Je développerai ainsi l’économie de la mer et celle de l’espace, qui est si importante en Guyane.
Je réformerai l’octroi de mer pour éviter qu’il conduise à un renchérissement de la vie quotidienne. En particulier, je veux :

– introduire une modulation de l’octroi de mer en fonction de la provenance des produits afin de rétablir une continuité entre l’économie de la Métropole et de l’Outre-Mer, en distinguant a minima la provenance des produits selon qu’ils viennent de pays membres de l’Union Européenne ou pas. Idéalement, nous souhaitons étudier la mise en œuvre d’un octroi de mer qui distingue d’un côté métropole et Outre-Mer et de l’autre le reste du monde.

– allouer les revenus de l’octroi de mer au soutien des politiques publiques de l’État stratège et des collectivités locales qui ont le maximum d’effets de leviers sur le développement économique

– organiser un comité de pilotage local dans chaque territoire, composé :
• des représentants des pouvoirs locaux ;
• des représentants de l’État ;
• d’un directeur des investissements appartenant au ministère d’État de l’Outre-Mer et de la Mer.

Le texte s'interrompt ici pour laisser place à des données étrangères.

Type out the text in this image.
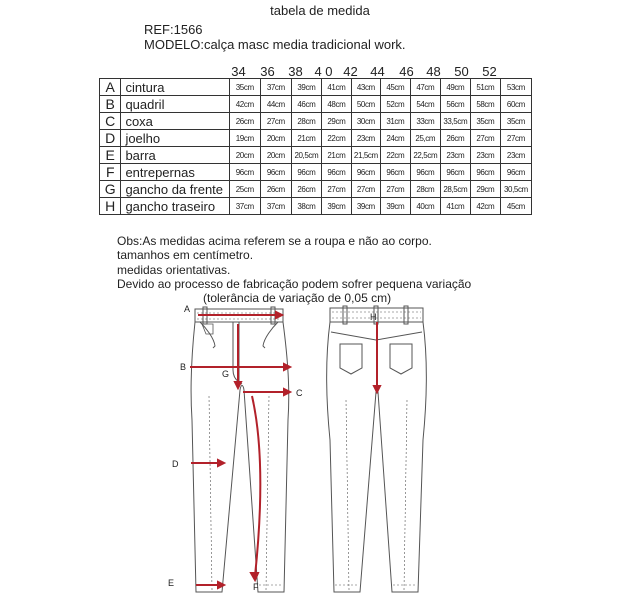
tabela de medida
REF:1566
MODELO:calça masc media tradicional work.
34	36	38 4 0 42 44	46 48	50	52
A	cintura	35cm	37cm	39cm	41cm	43cm	45cm	47cm	49cm	51cm	53cm
B	quadril	42cm	44cm	46cm	48cm	50cm	52cm	54cm	56cm	58cm	60cm
C	coxa	26cm	27cm	28cm	29cm	30cm	31cm	33cm	33,5cm	35cm	35cm
D	joelho	19cm	20cm	21cm	22cm	23cm	24cm	25,cm	26cm	27cm	27cm
E	barra	20cm	20cm	20,5cm	21cm	21,5cm	22cm	22,5cm	23cm	23cm	23cm
F	entrepernas	96cm	96cm	96cm	96cm	96cm	96cm	96cm	96cm	96cm	96cm
G	gancho da frente	25cm	26cm	26cm	27cm	27cm	27cm	28cm	28,5cm	29cm	30,5cm
H	gancho traseiro	37cm	37cm	38cm	39cm	39cm	39cm	40cm	41cm	42cm	45cm
Obs:As medidas acima referem se a roupa e não ao corpo.
tamanhos em centímetro.
medidas orientativas.
Devido ao processo de fabricação podem sofrer pequena variação
(tolerância de variação de 0,05 cm)
A
B
C
D
E	F
G
H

Cette autorité aurait également pouvoir d’agrément dans les ZUFIP de manière à coordonner les investissements privés et les politiques publiques, et à procéder aux évaluations régulières des dispositifs.

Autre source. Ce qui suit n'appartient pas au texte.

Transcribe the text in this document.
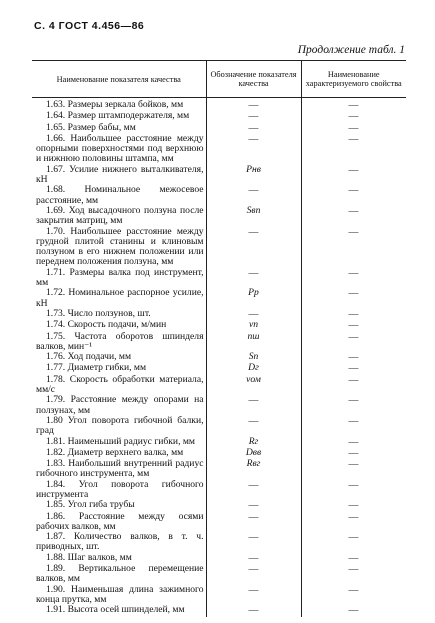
С. 4 ГОСТ 4.456—86
Продолжение табл. 1
Наименование показателя качества	Обозначение показателя качества	Наименование характеризуемого свойства
1.63. Размеры зеркала бойков, мм	—	—
1.64. Размер штамподержателя, мм	—	—
1.65. Размер бабы, мм	—	—
1.66. Наибольшее расстояние между опорными поверхностями под верхнюю и нижнюю половины штампа, мм	—	—
1.67. Усилие нижнего выталкивателя, кН	Pнв	—
1.68. Номинальное межосевое расстояние, мм	—	—
1.69. Ход высадочного ползуна после закрытия матриц, мм	Sвп	—
1.70. Наибольшее расстояние между грудной плитой станины и клиновым ползуном в его нижнем положении или переднем положения ползуна, мм	—	—
1.71. Размеры валка под инструмент, мм	—	—
1.72. Номинальное распорное усилие, кН	Pр	—
1.73. Число ползунов, шт.	—	—
1.74. Скорость подачи, м/мин	vп	—
1.75. Частота оборотов шпинделя валков, мин⁻¹	nш	—
1.76. Ход подачи, мм	Sп	—
1.77. Диаметр гибки, мм	Dг	—
1.78. Скорость обработки материала, мм/с	vом	—
1.79. Расстояние между опорами на ползунах, мм	—	—
1.80 Угол поворота гибочной балки, град	—	—
1.81. Наименьший радиус гибки, мм	Rг	—
1.82. Диаметр верхнего валка, мм	Dвв	—
1.83. Наибольший внутренний радиус гибочного инструмента, мм	Rвг	—
1.84. Угол поворота гибочного инструмента	—	—
1.85. Угол гиба трубы	—	—
1.86. Расстояние между осями рабочих валков, мм	—	—
1.87. Количество валков, в т. ч. приводных, шт.	—	—
1.88. Шаг валков, мм	—	—
1.89. Вертикальное перемещение валков, мм	—	—
1.90. Наименьшая длина зажимного конца прутка, мм	—	—
1.91. Высота осей шпинделей, мм	—	—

Les aides perçues par l’Outre-Mer au titre du budget national et/ou européen qui sont essentielles dans l’immédiat doivent être sanctuarisées. Elles ont vocation à évoluer de manière progressive vers un accord commercial destiné à revaloriser la part des grandes filières agricoles (banane, rhum, sucre essentiellement) de l’Outre-Mer dans le marché économique de l’Europe des Nations et ainsi protéger leur existence de la concurrence agressive des pays tiers.

Enfin, la réforme du système scolaire que je veux mener permettra de rendre aux jeunes des territoires d’Outre-mer des perspectives d’avenir concrètes pour construire leur vie dans le territoire où ils veulent vivre.

Le projet que je propose pour l’Outre-mer vise à cesser de mettre ces territoires aux marges de la République. Il sera porté par un ministère d’État chargé de la Mer et de l’Outre-mer. Le mépris actuel doit cesser. Certains présidents, comme Jacques Chirac, avaient développé un lien charnel et attentif avec l’Outre-mer : je veux renouer avec cette manière de faire.